Operate the semantic-cache against:

  • Hit rate — exact-cache hits + semantic-cache hits, segmented by route. Healthy support-bot rates: 30–45%.
  • Threshold-crossing distribution — histogram of similarity scores for cache hits. If the bulk lives at 0.85–0.88, the threshold is borderline; if at 0.95+, you can lower it for more hits.
  • False-positive sample — sample 1% of cache hits and run a Groundedness or AnswerRelevancy evaluator on the (new prompt, cached response) pair.
  • Cost savedcost_usd_avoided derived from cache-hit count × per-call cost.
  • Cache backend latency — p99 of the vector-search call. Past 50ms, the cache hurts more than it helps.
from fi.evals import AnswerRelevancy
# Run periodically on a sample of cache hits to validate the threshold.
score = AnswerRelevancy().evaluate(
    input=new_prompt,
    output=cached_response,
)

Common mistakes

  • Picking a single threshold and walking away. Tune per route — a billing-policy bot needs 0.95+; a tone-of-voice rephraser can run at 0.80.
  • Caching across models. A gpt-4o-mini answer is rarely safe to return for a gpt-4o request.
  • Caching at the user level instead of namespacing by tenant. Cross-tenant cache hits are a data-leakage incident waiting to happen.
  • Using semantic-cache for tool-calling responses. Cached tool calls execute stale parameters.
  • Not invalidating cache after a prompt-template change. The cache will keep serving answers from the old prompt for as long as the TTL allows.

Frequently Asked Questions

What is a semantic cache?

A semantic cache is a gateway-level cache that returns a stored LLM response when a new prompt's embedding is similar enough — by cosine similarity — to a cached prompt's embedding.

How is a semantic cache different from a prompt cache?

An exact prompt cache (or exact-cache) hits only on byte-for-byte identical prompts.

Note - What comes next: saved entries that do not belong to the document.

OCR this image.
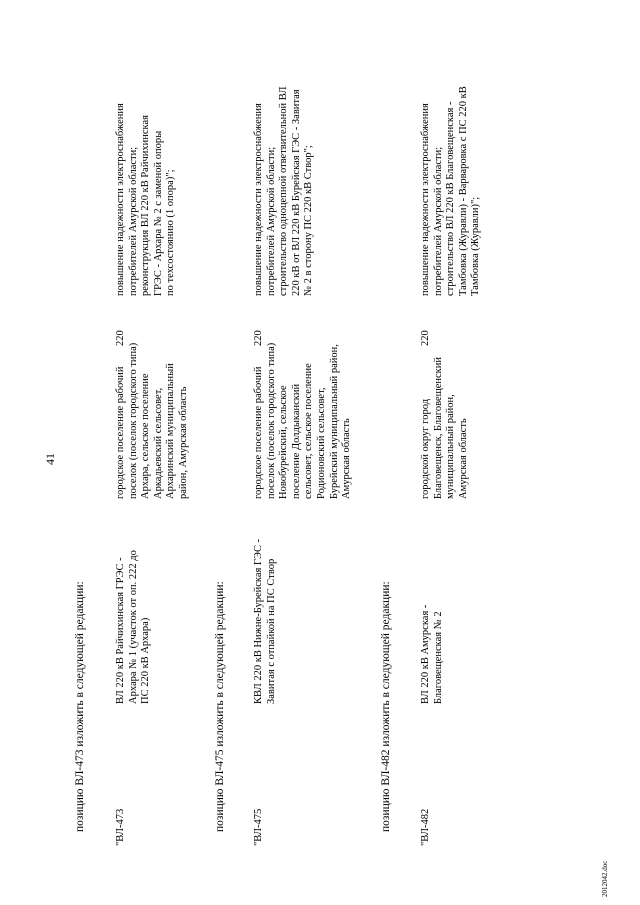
41
позицию ВЛ-473 изложить в следующей редакции:	"ВЛ-473
ВЛ 220 кВ Райчихинская ГРЭС - Архара № 1 (участок от оп. 222 до ПС 220 кВ Архара)
городское поселение рабочий поселок (поселок городского типа) Архара, сельское поселение Аркадьевский сельсовет, Архаринский муниципальный район, Амурская область
220
повышение надежности электроснабжения потребителей Амурской области; реконструкция ВЛ 220 кВ Райчихинская ГРЭС - Архара № 2 с заменой опоры по техсостоянию (1 опора)";
позицию ВЛ-475 изложить в следующей редакции:	"ВЛ-475
КВЛ 220 кВ Нижне-Бурейская ГЭС - Завитая с отпайкой на ПС Створ
городское поселение рабочий поселок (поселок городского типа) Новобурейский, сельское поселение Долдыканский сельсовет, сельское поселение Родионовский сельсовет, Бурейский муниципальный район, Амурская область
220
повышение надежности электроснабжения потребителей Амурской области; строительство одноцепной ответвительной ВЛ 220 кВ от ВЛ 220 кВ Бурейская ГЭС - Завитая № 2 в сторону ПС 220 кВ Створ";
позицию ВЛ-482 изложить в следующей редакции:	"ВЛ-482
ВЛ 220 кВ Амурская - Благовещенская № 2
городской округ город Благовещенск, Благовещенский муниципальный район, Амурская область
220
повышение надежности электроснабжения потребителей Амурской области; строительство ВЛ 220 кВ Благовещенская - Тамбовка (Журавли) - Варваровка с ПС 220 кВ Тамбовка (Журавли)";
2012042.doc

A semantic cache hits on rephrasings by comparing embeddings against a similarity threshold (typically 0.85–0.95).

How does FutureAGI implement semantic-cache?

Agent Command Center's semantic-cache embeds the prompt, runs cosine similarity against stored vectors at a tunable threshold, and is backed by Pinecone, Qdrant, Weaviate, or in-memory vectors.